If the directory doesnt exist, it will be created.
-b BLASTPATH, --blastPath BLASTPATH
Path to blastn
-k KMAPATH, --kmaPath KMAPATH
Path to KMA
--speciesinfor_json SPECIES
Argument used by the cge pipeline. It takes a list"
" in json format consisting of taxonomy, from "
"domain -> species. A database is chosen based on "
"the taxonomy.
-l MIN_COV, --min_cov MIN_COV
Minimum (breadth-of) coverage of ResFinder within the range 0-1.
-t THRESHOLD, --threshold THRESHOLD
Threshold for identity of ResFinder within the range 0-1.
-v, --version Show programs version number and exit
--pickle Create a pickle dump of the Isolate object. Currently needed in the CGE webserver. Dependency and this option is being removed.
Environment variables recognized by VirulenceFinder, the flag they replace and the default value for the flag. Provided commandline flags will always take precedence. Set environment variables takes precedence over default flag values.

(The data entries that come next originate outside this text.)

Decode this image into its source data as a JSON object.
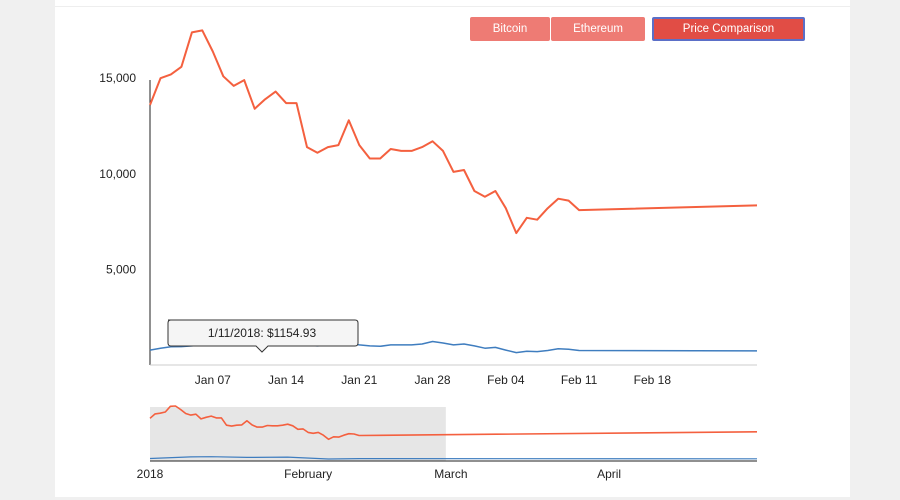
{
  "buttons": {
    "bitcoin": "Bitcoin",
    "ethereum": "Ethereum",
    "price_comparison": "Price Comparison"
  },
  "tooltip": {
    "text": "1/11/2018: $1154.93"
  },
  "colors": {
    "bitcoin_line": "#f4603f",
    "ethereum_line": "#3f7dbf",
    "button": "#ee7b74",
    "button_active": "#e14d45"
  },
  "chart_data": [
    {
      "type": "line",
      "title": "",
      "xlabel": "",
      "ylabel": "",
      "x_ticks": [
        "Jan 07",
        "Jan 14",
        "Jan 21",
        "Jan 28",
        "Feb 04",
        "Feb 11",
        "Feb 18"
      ],
      "y_ticks": [
        "5,000",
        "10,000",
        "15,000"
      ],
      "ylim": [
        0,
        17000
      ],
      "x_range": [
        "2018-01-01",
        "2018-02-28"
      ],
      "grid": false,
      "series": [
        {
          "color": "#f4603f",
          "points": [
            [
              "2018-01-01",
              13600
            ],
            [
              "2018-01-02",
              15000
            ],
            [
              "2018-01-03",
              15200
            ],
            [
              "2018-01-04",
              15600
            ],
            [
              "2018-01-05",
              17400
            ],
            [
              "2018-01-06",
              17500
            ],
            [
              "2018-01-07",
              16400
            ],
            [
              "2018-01-08",
              15100
            ],
            [
              "2018-01-09",
              14600
            ],
            [
              "2018-01-10",
              14900
            ],
            [
              "2018-01-11",
              13400
            ],
            [
              "2018-01-12",
              13900
            ],
            [
              "2018-01-13",
              14300
            ],
            [
              "2018-01-14",
              13700
            ],
            [
              "2018-01-15",
              13700
            ],
            [
              "2018-01-16",
              11400
            ],
            [
              "2018-01-17",
              11100
            ],
            [
              "2018-01-18",
              11400
            ],
            [
              "2018-01-19",
              11500
            ],
            [
              "2018-01-20",
              12800
            ],
            [
              "2018-01-21",
              11500
            ],
            [
              "2018-01-22",
              10800
            ],
            [
              "2018-01-23",
              10800
            ],
            [
              "2018-01-24",
              11300
            ],
            [
              "2018-01-25",
              11200
            ],
            [
              "2018-01-26",
              11200
            ],
            [
              "2018-01-27",
              11400
            ],
            [
              "2018-01-28",
              11700
            ],
            [
              "2018-01-29",
              11200
            ],
            [
              "2018-01-30",
              10100
            ],
            [
              "2018-01-31",
              10200
            ],
            [
              "2018-02-01",
              9100
            ],
            [
              "2018-02-02",
              8800
            ],
            [
              "2018-02-03",
              9100
            ],
            [
              "2018-02-04",
              8200
            ],
            [
              "2018-02-05",
              6900
            ],
            [
              "2018-02-06",
              7700
            ],
            [
              "2018-02-07",
              7600
            ],
            [
              "2018-02-08",
              8200
            ],
            [
              "2018-02-09",
              8700
            ],
            [
              "2018-02-10",
              8600
            ],
            [
              "2018-02-11",
              8100
            ],
            [
              "2018-02-28",
              8350
            ]
          ]
        },
        {
          "color": "#3f7dbf",
          "points": [
            [
              "2018-01-01",
              780
            ],
            [
              "2018-01-02",
              880
            ],
            [
              "2018-01-03",
              950
            ],
            [
              "2018-01-04",
              960
            ],
            [
              "2018-01-05",
              1000
            ],
            [
              "2018-01-06",
              1050
            ],
            [
              "2018-01-07",
              1150
            ],
            [
              "2018-01-08",
              1140
            ],
            [
              "2018-01-09",
              1300
            ],
            [
              "2018-01-10",
              1250
            ],
            [
              "2018-01-11",
              1155
            ],
            [
              "2018-01-12",
              1270
            ],
            [
              "2018-01-13",
              1380
            ],
            [
              "2018-01-14",
              1350
            ],
            [
              "2018-01-15",
              1290
            ],
            [
              "2018-01-16",
              1030
            ],
            [
              "2018-01-17",
              1000
            ],
            [
              "2018-01-18",
              1030
            ],
            [
              "2018-01-19",
              1030
            ],
            [
              "2018-01-20",
              1150
            ],
            [
              "2018-01-21",
              1050
            ],
            [
              "2018-01-22",
              1000
            ],
            [
              "2018-01-23",
              980
            ],
            [
              "2018-01-24",
              1050
            ],
            [
              "2018-01-25",
              1050
            ],
            [
              "2018-01-26",
              1050
            ],
            [
              "2018-01-27",
              1100
            ],
            [
              "2018-01-28",
              1230
            ],
            [
              "2018-01-29",
              1150
            ],
            [
              "2018-01-30",
              1050
            ],
            [
              "2018-01-31",
              1100
            ],
            [
              "2018-02-01",
              1000
            ],
            [
              "2018-02-02",
              880
            ],
            [
              "2018-02-03",
              920
            ],
            [
              "2018-02-04",
              780
            ],
            [
              "2018-02-05",
              650
            ],
            [
              "2018-02-06",
              720
            ],
            [
              "2018-02-07",
              700
            ],
            [
              "2018-02-08",
              760
            ],
            [
              "2018-02-09",
              850
            ],
            [
              "2018-02-10",
              820
            ],
            [
              "2018-02-11",
              760
            ],
            [
              "2018-02-28",
              740
            ]
          ]
        }
      ]
    },
    {
      "type": "line",
      "title": "",
      "x_ticks": [
        "2018",
        "February",
        "March",
        "April"
      ],
      "x_range": [
        "2018-01-01",
        "2018-04-30"
      ],
      "selected_range": [
        "2018-01-01",
        "2018-02-28"
      ],
      "ylim": [
        0,
        17500
      ],
      "series": [
        {
          "color": "#f4603f",
          "points": [
            [
              "2018-01-01",
              13600
            ],
            [
              "2018-01-02",
              15000
            ],
            [
              "2018-01-03",
              15200
            ],
            [
              "2018-01-04",
              15600
            ],
            [
              "2018-01-05",
              17400
            ],
            [
              "2018-01-06",
              17500
            ],
            [
              "2018-01-07",
              16400
            ],
            [
              "2018-01-08",
              15100
            ],
            [
              "2018-01-09",
              14600
            ],
            [
              "2018-01-10",
              14900
            ],
            [
              "2018-01-11",
              13400
            ],
            [
              "2018-01-12",
              13900
            ],
            [
              "2018-01-13",
              14300
            ],
            [
              "2018-01-14",
              13700
            ],
            [
              "2018-01-15",
              13700
            ],
            [
              "2018-01-16",
              11400
            ],
            [
              "2018-01-17",
              11100
            ],
            [
              "2018-01-18",
              11400
            ],
            [
              "2018-01-19",
              11500
            ],
            [
              "2018-01-20",
              12800
            ],
            [
              "2018-01-21",
              11500
            ],
            [
              "2018-01-22",
              10800
            ],
            [
              "2018-01-23",
              10800
            ],
            [
              "2018-01-24",
              11300
            ],
            [
              "2018-01-25",
              11200
            ],
            [
              "2018-01-26",
              11200
            ],
            [
              "2018-01-27",
              11400
            ],
            [
              "2018-01-28",
              11700
            ],
            [
              "2018-01-29",
              11200
            ],
            [
              "2018-01-30",
              10100
            ],
            [
              "2018-01-31",
              10200
            ],
            [
              "2018-02-01",
              9100
            ],
            [
              "2018-02-02",
              8800
            ],
            [
              "2018-02-03",
              9100
            ],
            [
              "2018-02-04",
              8200
            ],
            [
              "2018-02-05",
              6900
            ],
            [
              "2018-02-06",
              7700
            ],
            [
              "2018-02-07",
              7600
            ],
            [
              "2018-02-08",
              8200
            ],
            [
              "2018-02-09",
              8700
            ],
            [
              "2018-02-10",
              8600
            ],
            [
              "2018-02-11",
              8100
            ],
            [
              "2018-04-30",
              9300
            ]
          ]
        },
        {
          "color": "#3f7dbf",
          "points": [
            [
              "2018-01-01",
              780
            ],
            [
              "2018-01-09",
              1300
            ],
            [
              "2018-01-13",
              1380
            ],
            [
              "2018-01-20",
              1150
            ],
            [
              "2018-01-28",
              1230
            ],
            [
              "2018-02-05",
              650
            ],
            [
              "2018-02-11",
              760
            ],
            [
              "2018-04-30",
              700
            ]
          ]
        }
      ]
    }
  ]
}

Additional Environment variables can be added by appending entries to the file named "environment_variables.md".
Environment Variabel | Flag | Default Value |
---|---|---|
CGE_BLASTN | blastPath | blastn |
CGE_VIRULENCEFINDER_DB | db_path | databases |
CGE_VIRFINDER_GENE_COV | min_cov | 0.60 |
CGE_VIRFINDER_POINT_ID | threshold | 0.90 |
CGE_VIRFINDER_JSON | speciesinfo_json | None |
A webserver implementing the methods is available at the CGE website and can be found here: https://cge.food.dtu.dk/services/VirulenceFinder/
When using the method please cite:
Real-time whole-genome sequencing for routine typing, surveillance, and outbreak detection of verotoxigenic Escherichia coli. Joensen KG, Scheutz F, Lund O, Hasman H, Kaas RS, Nielsen EM, Aarestrup FM. J. Clin. Micobiol. 2014. 52(5): 1501-1510. [Epub ahead of print]

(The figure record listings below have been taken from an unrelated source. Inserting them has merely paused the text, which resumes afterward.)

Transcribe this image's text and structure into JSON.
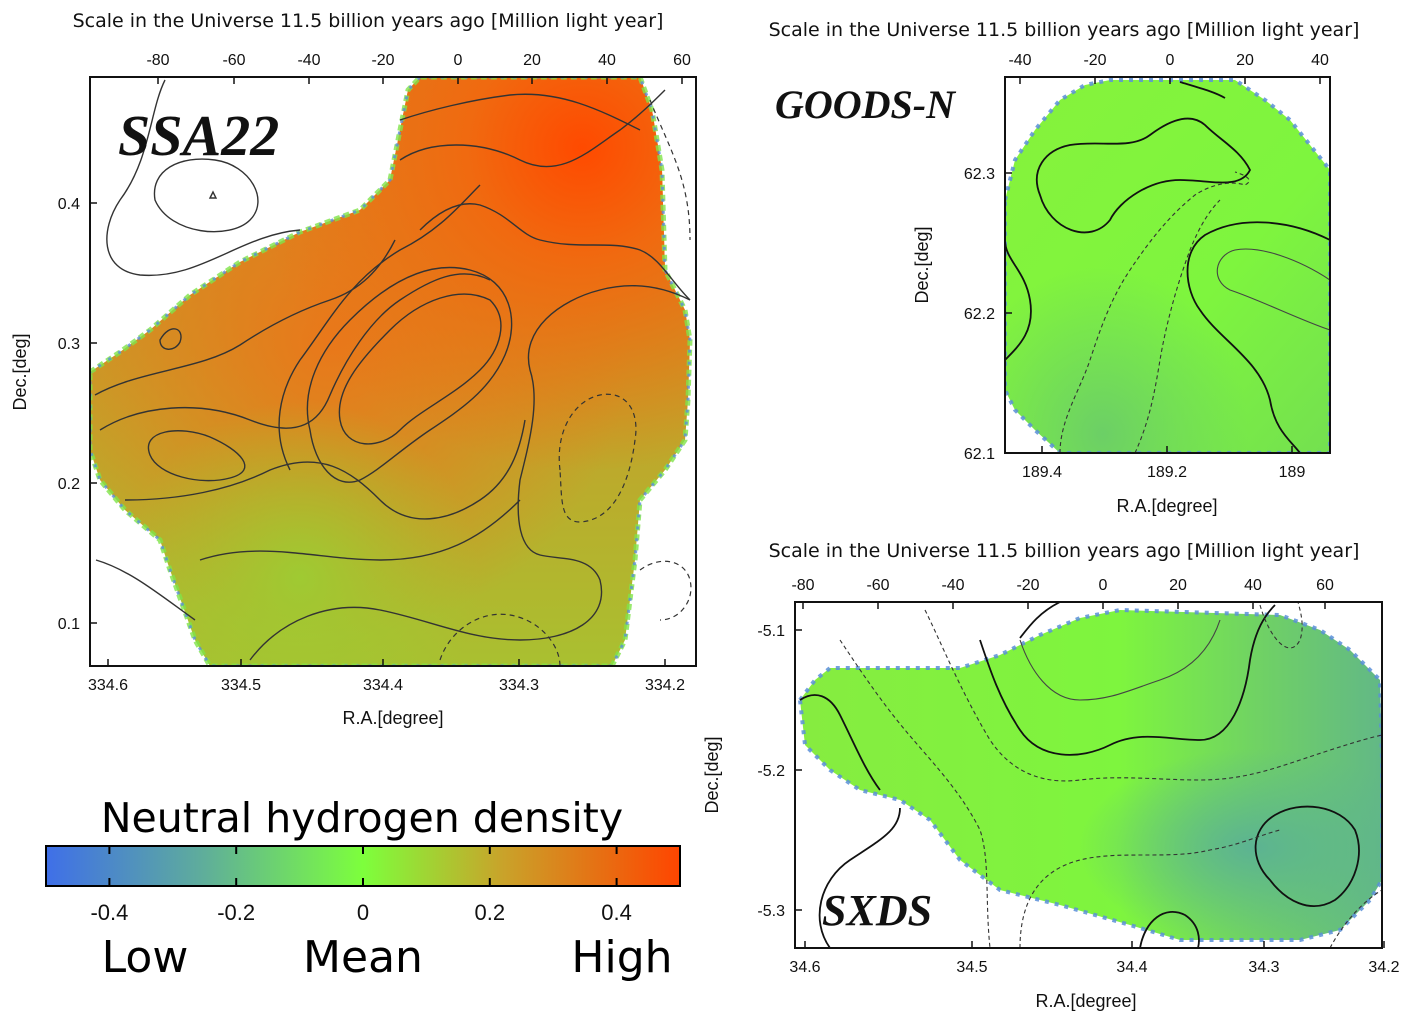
{
  "colors": {
    "low": "#3f6fe8",
    "mean": "#7dff3c",
    "high": "#ff4500",
    "contour": "#222222",
    "frame": "#111111"
  },
  "colorbar": {
    "title": "Neutral hydrogen density",
    "ticks": [
      "-0.4",
      "-0.2",
      "0",
      "0.2",
      "0.4"
    ],
    "tick_values": [
      -0.4,
      -0.2,
      0,
      0.2,
      0.4
    ],
    "range": [
      -0.5,
      0.5
    ],
    "low_label": "Low",
    "mean_label": "Mean",
    "high_label": "High"
  },
  "chart_data": [
    {
      "type": "heatmap",
      "field": "SSA22",
      "title": "Scale in the Universe 11.5 billion years ago [Million light year]",
      "xlabel": "R.A.[degree]",
      "ylabel": "Dec.[deg]",
      "xlim": [
        334.62,
        334.18
      ],
      "ylim": [
        0.07,
        0.49
      ],
      "x_ticks": [
        "334.6",
        "334.5",
        "334.4",
        "334.3",
        "334.2"
      ],
      "y_ticks": [
        "0.4",
        "0.3",
        "0.2",
        "0.1"
      ],
      "top_ticks": [
        "-80",
        "-60",
        "-40",
        "-20",
        "0",
        "20",
        "40",
        "60"
      ],
      "density_peaks": [
        {
          "ra": 334.28,
          "dec": 0.43,
          "value": 0.45
        },
        {
          "ra": 334.42,
          "dec": 0.31,
          "value": 0.3
        },
        {
          "ra": 334.5,
          "dec": 0.28,
          "value": 0.22
        },
        {
          "ra": 334.3,
          "dec": 0.13,
          "value": 0.2
        },
        {
          "ra": 334.47,
          "dec": 0.14,
          "value": 0.05
        }
      ]
    },
    {
      "type": "heatmap",
      "field": "GOODS-N",
      "title": "Scale in the Universe 11.5 billion years ago [Million light year]",
      "xlabel": "R.A.[degree]",
      "ylabel": "Dec.[deg]",
      "xlim": [
        189.43,
        188.96
      ],
      "ylim": [
        62.1,
        62.37
      ],
      "x_ticks": [
        "189.4",
        "189.2",
        "189"
      ],
      "y_ticks": [
        "62.3",
        "62.2",
        "62.1"
      ],
      "top_ticks": [
        "-40",
        "-20",
        "0",
        "20",
        "40"
      ],
      "density_peaks": [
        {
          "ra": 189.2,
          "dec": 62.33,
          "value": 0.05
        },
        {
          "ra": 189.0,
          "dec": 62.25,
          "value": 0.03
        },
        {
          "ra": 189.3,
          "dec": 62.15,
          "value": -0.05
        }
      ]
    },
    {
      "type": "heatmap",
      "field": "SXDS",
      "title": "Scale in the Universe 11.5 billion years ago [Million light year]",
      "xlabel": "R.A.[degree]",
      "ylabel": "Dec.[deg]",
      "xlim": [
        34.62,
        34.2
      ],
      "ylim": [
        -5.33,
        -5.08
      ],
      "x_ticks": [
        "34.6",
        "34.5",
        "34.4",
        "34.3",
        "34.2"
      ],
      "y_ticks": [
        "-5.1",
        "-5.2",
        "-5.3"
      ],
      "top_ticks": [
        "-80",
        "-60",
        "-40",
        "-20",
        "0",
        "20",
        "40",
        "60"
      ],
      "density_peaks": [
        {
          "ra": 34.58,
          "dec": -5.17,
          "value": 0.05
        },
        {
          "ra": 34.4,
          "dec": -5.12,
          "value": 0.02
        },
        {
          "ra": 34.25,
          "dec": -5.27,
          "value": -0.2
        }
      ]
    }
  ],
  "labels": {
    "ssa22": "SSA22",
    "goodsn": "GOODS-N",
    "sxds": "SXDS"
  }
}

- Camacho C, Coulouris G, Avagyan V, Ma N, Papadopoulos J, Bealer K, Madden TL. BLAST+: architecture and applications. BMC Bioinformatics 2009; 10:421.
- Clausen PTLC, Aarestrup FM, Lund O. Rapid and precise alignment of raw reads against redundant databases with KMA. BMC Bioinformatics 2018; 19:307.
Copyright (c) 2014, Ole Lund, Technical University of Denmark All rights reserved.
Licensed under the Apache License, Version 2.0 (the "License"); you may not use this file except in compliance with the License. You may obtain a copy of the License at
http://www.apache.org/licenses/LICENSE-2.0
Unless required by applicable law or agreed to in writing, software distributed under the License is distributed on an "AS IS" BASIS, WITHOUT WARRANTIES OR CONDITIONS OF ANY KIND, either express or implied. See the License for the specific language governing permissions and limitations under the License.